Ik grijp daarbij ook nog even terug op de IOB-evaluatie van de humanitaire hulp, die we in januari hebben behandeld. Ik heb daar namelijk nog eens naar gekeken en daar viel me het volgende aan op. De vooronderstelling dat het VN-instrumentarium effectiever is dan onze ngo's, omdat die meer transactiekosten met zich zouden meebrengen, klopt eigenlijk niet. Als je goed kijkt naar de schemaatjes in de rapportage, zie je dat niet bevestigd door de feiten. Ik zou dit hier toch aan de orde willen stellen. Hoe verhouden organisaties als de VN of OSHA, of een uitvoerende dienst als UNHCR, UNICEF of UNFPA, zich tot wat we nu aan Dutch Relief Alliance hebben, of tot andere partijen die het werk kunnen doen? En hoe verhoudt dat zich weer tot lokale ngo's? In de ebolalanden hebben we bijvoorbeeld gezien dat het erop aankwam dat je mensen leerde om eventjes af te zien van lichamelijk contact enzo. Daarbij ben je erg aangewezen op de kennis op grassrootsniveau. Deze combinatie van vragen heb ik op dit punt. Daarmee houden we het debat van dinsdag ook een beetje levend.
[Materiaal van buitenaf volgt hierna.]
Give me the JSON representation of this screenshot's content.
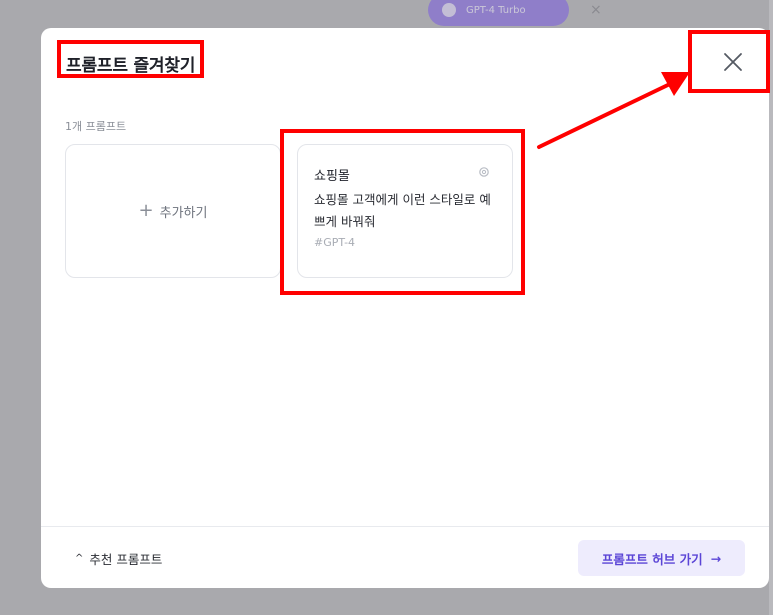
{
  "background": {
    "pill_label": "GPT-4 Turbo",
    "close_glyph": "×"
  },
  "modal": {
    "title": "프롬프트 즐겨찾기",
    "count_label": "1개 프롬프트",
    "add_card": {
      "plus": "+",
      "label": "추가하기"
    },
    "prompt": {
      "name": "쇼핑몰",
      "description": "쇼핑몰 고객에게 이런 스타일로 예쁘게 바꿔줘",
      "tag": "#GPT-4"
    },
    "footer": {
      "recommended_label": "추천 프롬프트",
      "chevron": "^",
      "hub_button_label": "프롬프트 허브 가기",
      "hub_arrow": "→"
    }
  },
  "colors": {
    "accent": "#5b45d6",
    "accent_bg": "#eeecfd",
    "highlight": "#ff0000",
    "overlay": "#a9a9ad"
  },
  "icons": {
    "close": "close-icon",
    "settings": "gear-icon",
    "plus": "plus-icon",
    "chevron": "chevron-up-icon",
    "arrow": "arrow-right-icon"
  }
}
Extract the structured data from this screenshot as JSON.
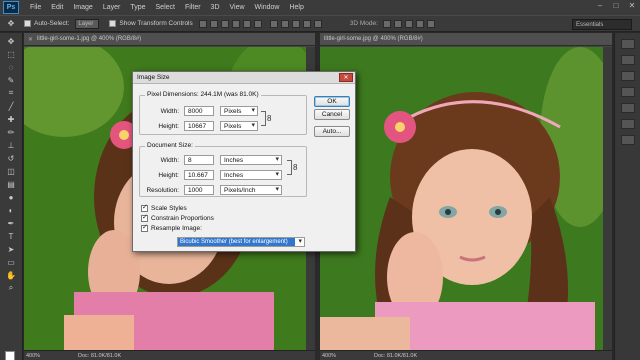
{
  "menu": {
    "logo": "Ps",
    "items": [
      "File",
      "Edit",
      "Image",
      "Layer",
      "Type",
      "Select",
      "Filter",
      "3D",
      "View",
      "Window",
      "Help"
    ]
  },
  "options": {
    "auto_select_label": "Auto-Select:",
    "auto_select_value": "Layer",
    "show_transform": "Show Transform Controls",
    "mode3d": "3D Mode:",
    "workspace": "Essentials"
  },
  "left_doc": {
    "tab": "little-girl-some-1.jpg @ 400% (RGB/8#)",
    "zoom": "400%",
    "docinfo": "Doc: 81.0K/81.0K"
  },
  "right_doc": {
    "tab": "little-girl-some.jpg @ 400% (RGB/8#)",
    "zoom": "400%",
    "docinfo": "Doc: 81.0K/81.0K"
  },
  "dialog": {
    "title": "Image Size",
    "pixel_dims_label": "Pixel Dimensions:",
    "pixel_dims_value": "244.1M (was 81.0K)",
    "width_label": "Width:",
    "width_px": "8000",
    "height_label": "Height:",
    "height_px": "10667",
    "px_unit": "Pixels",
    "doc_size_label": "Document Size:",
    "doc_width": "8",
    "doc_height": "10.667",
    "in_unit": "Inches",
    "resolution_label": "Resolution:",
    "resolution": "1000",
    "res_unit": "Pixels/Inch",
    "scale_styles": "Scale Styles",
    "constrain": "Constrain Proportions",
    "resample": "Resample Image:",
    "resample_value": "Bicubic Smoother (best for enlargement)",
    "ok": "OK",
    "cancel": "Cancel",
    "auto": "Auto..."
  }
}
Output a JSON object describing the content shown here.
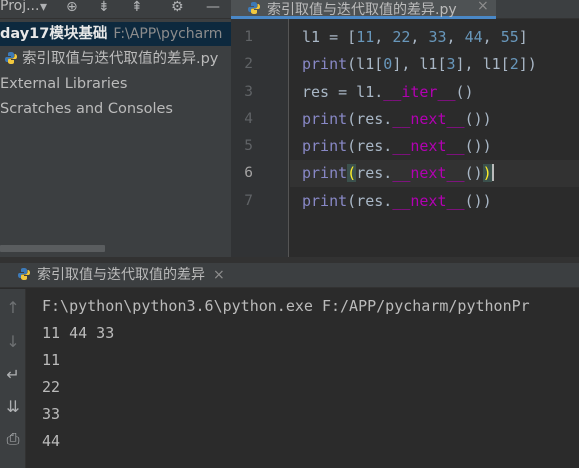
{
  "project_panel": {
    "title": "Proj...",
    "toolbar_icons": [
      "dropdown-arrow",
      "target-icon",
      "collapse-all-icon",
      "expand-all-icon",
      "gear-icon",
      "minimize-icon"
    ],
    "tree": [
      {
        "name": "day17模块基础",
        "path": "F:\\APP\\pycharm"
      },
      {
        "name": "索引取值与迭代取值的差异.py"
      },
      {
        "name": "External Libraries"
      },
      {
        "name": "Scratches and Consoles"
      }
    ]
  },
  "editor": {
    "tab_label": "索引取值与迭代取值的差异.py",
    "tab_close": "×",
    "line_numbers": [
      "1",
      "2",
      "3",
      "4",
      "5",
      "6",
      "7"
    ],
    "current_line": 6,
    "code": {
      "l1_assign": "l1 = [",
      "n11": "11",
      "n22": "22",
      "n33": "33",
      "n44": "44",
      "n55": "55",
      "sep": ", ",
      "close_bracket": "]",
      "print_kw": "print",
      "l1_idx_open": "(l1[",
      "idx0": "0",
      "mid1": "], l1[",
      "idx3": "3",
      "idx2": "2",
      "idx_close": "])",
      "res_assign": "res = l1.",
      "iter": "__iter__",
      "call": "()",
      "open_paren": "(",
      "close_paren": ")",
      "res_dot": "res.",
      "next": "__next__",
      "call_close": "())"
    }
  },
  "run_panel": {
    "tab_label": "索引取值与迭代取值的差异",
    "tab_close": "×",
    "console_lines": [
      "F:\\python\\python3.6\\python.exe F:/APP/pycharm/pythonPr",
      "11 44 33",
      "11",
      "22",
      "33",
      "44"
    ]
  }
}
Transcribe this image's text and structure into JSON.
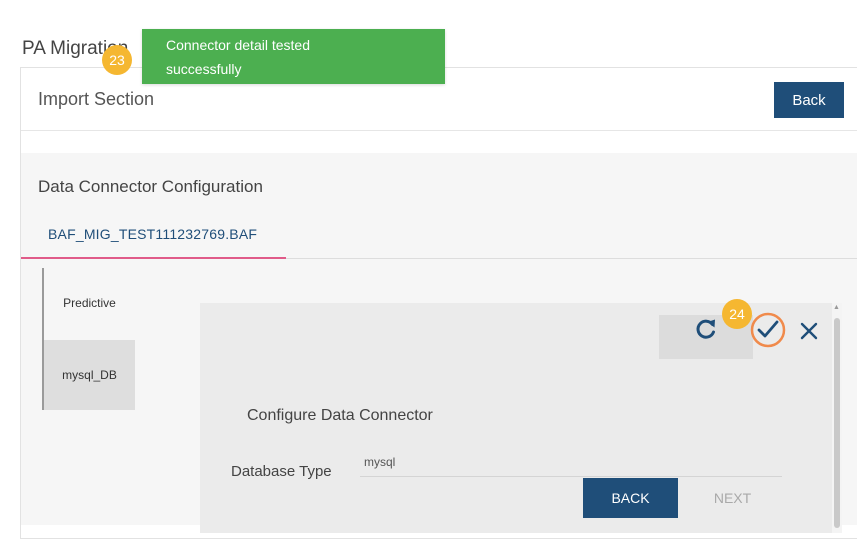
{
  "page": {
    "title": "PA Migration"
  },
  "import_section": {
    "title": "Import Section",
    "back_label": "Back"
  },
  "data_connector": {
    "title": "Data Connector Configuration",
    "active_tab": "BAF_MIG_TEST111232769.BAF"
  },
  "side_list": {
    "items": [
      {
        "label": "Predictive"
      },
      {
        "label": "mysql_DB"
      }
    ]
  },
  "dialog": {
    "title": "Configure Data Connector",
    "database_type_label": "Database Type",
    "database_type_value": "mysql",
    "back_label": "BACK",
    "next_label": "NEXT",
    "icons": [
      "refresh-icon",
      "check-icon",
      "close-icon"
    ]
  },
  "toast": {
    "line1": "Connector detail tested",
    "line2": "successfully"
  },
  "badges": {
    "first": "23",
    "second": "24"
  },
  "colors": {
    "primary": "#1f4e79",
    "toast": "#4caf50",
    "badge": "#f5b731",
    "tab_underline": "#e05b89",
    "check_highlight": "#f08a4b"
  }
}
Wat de summit zelf betreft, ben ik wel benieuwd waar we voor gaan kiezen. De brieven van 12 mei en 16 juni staan vol met bolletjes en gedachtestreepjes van wat er allemaal op de agenda staat en wat we kunnen gaan doen. De brief achteraf geeft daar ook wat richting aan, maar een aantal ngo's hebben ook gezegd waarop zij het liefste willen inzetten. Waar ligt voor de regering de prioriteit? Het is namelijk een breed palet. Je kunt gaan inzetten op de financiering. Je kunt inzetten op het voorkomen van het conflict. Of je kunt, wat mij ook wel aanspreekt, humanitaire hulp koppelen aan ontwikkelingsvraagstukken. Dat kun je allemaal voor jezelf prioritair maken als je vindt dat je daar toegevoegde waarde hebt. Waar gaan wij dus zitten? En hoe vervelend is het dat bijvoorbeeld Rusland en China niet aanwezig waren op die top? Is die top daardoor toch enigszins onthoofd en hebben we niet echt de start gemaakt die we wilden maken? Artsen Zonder Grenzen was er volgens mij ook niet bij. Dat vind ik toch wel zorgelijk. Ik heb Artsen Zonder Grenzen erg hoog zitten, maar ik zie de laatste tijd toch wat uitingen van hun kant, in de richting van zowel de VN als deze top, waarvan ik graag hoor hoe de Minister die duidt. Moeten wij ons als Kamer daar ook zorgen over maken? Je moet toch naar zo'n vooraanstaande organisatie luisteren wanneer die besluit om zich op deze manier uit te spreken. Daar laat ik het even bij.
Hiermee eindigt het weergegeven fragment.